De bal afgeven, ingewikkelde looppatronen, positiespel, buiten de waarneming van scheidsrechters onderuit geschoffeld worden, trainersgebazel in de pauze. En het nakaarten. Dat hoort vooral bij teamsporten. En, heb ik de indruk, met name in Nederland. Voetbal is, op de keper beschouwd, volkomen plat geanalyseerd. Het is mijn overtuiging dat de malaise in ons nationale voetbalteam voor een belangrijk deel aan het na-ouwehoeren te wijten is. Dat begint al bij het nationale uurtje bord-op-de-schoot: Studio Sport. Veel voetbal – en dan telkens iemand die na een wedstrijd geïnterviewd wordt. Een figuur, die een fraai doelpunt scoorde: die ging er lekker in zeg, hoe ging dat? Nou: hij stond dus net op de goede plek en drukte op het goede moment zijn kop onder de bal. Lekker gevoel ja. Een tijd niet gescoord, toch? Antwoord: klopt, daarom voelt dit zo lekker. Trainer na de zekere degradatiewedstrijd: ja inderdaad, dat voelt ongelooflijk kloten. Zo had ik het van tevoren niet bedacht. Wij hebben ons stinkende best gedaan, maar het mocht niet baten. Enorm jammer ja.
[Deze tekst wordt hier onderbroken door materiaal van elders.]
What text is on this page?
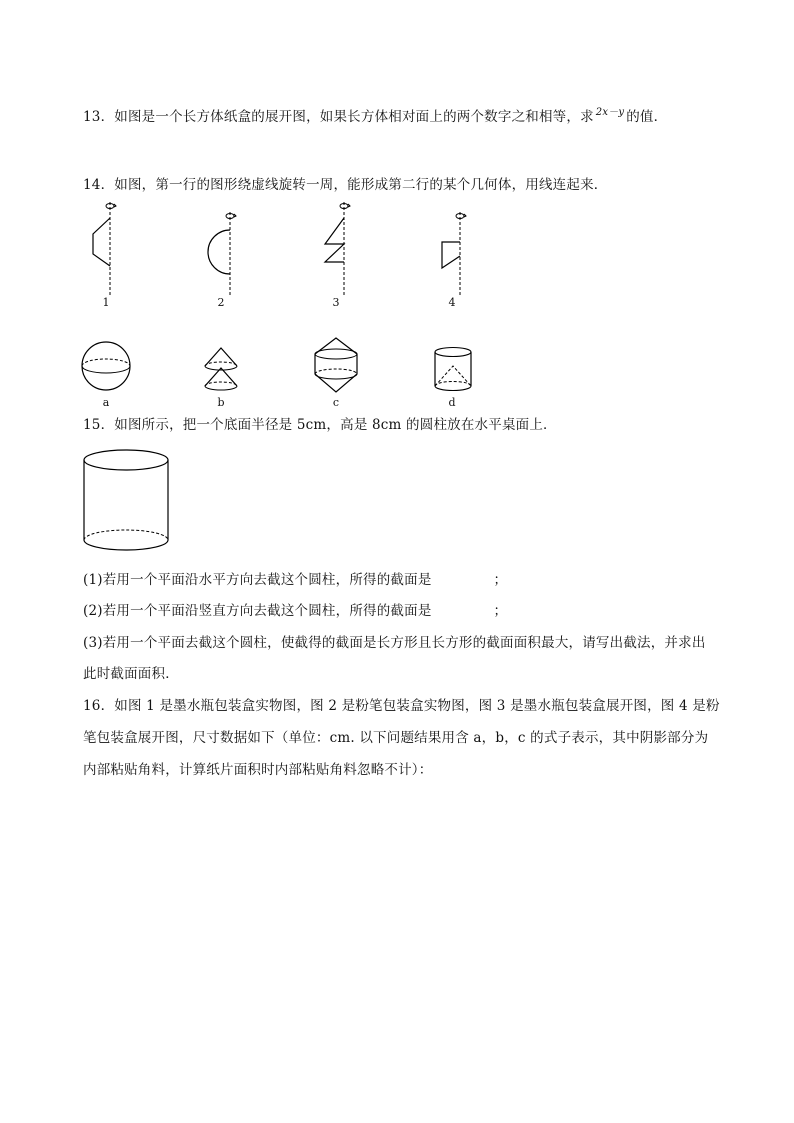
13．如图是一个长方体纸盒的展开图，如果长方体相对面上的两个数字之和相等，求 $^{2x-y}$ 的值．
14．如图，第一行的图形绕虚线旋转一周，能形成第二行的某个几何体，用线连起来．
1	2	3	4
a	b	c	d
15．如图所示，把一个底面半径是 5cm，高是 8cm 的圆柱放在水平桌面上．
(1)若用一个平面沿水平方向去截这个圆柱，所得的截面是	；
(2)若用一个平面沿竖直方向去截这个圆柱，所得的截面是	；
(3)若用一个平面去截这个圆柱，使截得的截面是长方形且长方形的截面面积最大，请写出截法，并求出
此时截面面积．
16．如图 1 是墨水瓶包装盒实物图，图 2 是粉笔包装盒实物图，图 3 是墨水瓶包装盒展开图，图 4 是粉
笔包装盒展开图，尺寸数据如下（单位：cm. 以下问题结果用含 a，b，c 的式子表示，其中阴影部分为
内部粘贴角料，计算纸片面积时内部粘贴角料忽略不计）：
Misschien heb ik wel iets van een ziener, maar zowel vragen als antwoorden zijn, om in de sfeer te blijven: schoten voor open doel. Nooit zegt eens iemand: ja deuh, wat dacht je zelf? Of: denk je werkelijk dat dat lollig is, zo’n harde bal op je knar? Of een knal tegen je kanis misschien? Neen: het is allemaal obligaat, voorspelbaar en even verrassend als een loopneus. Dan heb je nog de zogenaamde voetbalanalisten. Jongens met een uitgebreid voetbal-cv. En veel ballen tegen het hoofd gehad, vermoed ik. Van hun monologen. Ze (door)zien de psyché van de voetballer, de diepere betekenis van een wissel, het immense intellect van een trainer of wat er allemaal mis is aan een team – ik krijg er spontaan gordelroos van. Daarom kijk ik er niet meer naar. Ik ben er ook van overtuigd, dat al dat gezwets in de ruimte in al die voetbalfora tot even inhoudsloos voetbal geleid heeft. De spontaniteit in het spel is volkomen lamgeslagen door al die zeurzakken.
Bij individuele sporters wordt er ook wel eens wat geneuzeld, maar minder. Iemand die hard rent, slaat, vecht of aan een stang rukt: wat valt daar verder nog over te zeggen? Mooi: houden zo. Vooral niet tegenaan bemoeien. Dan wordt ’t nog wel wat.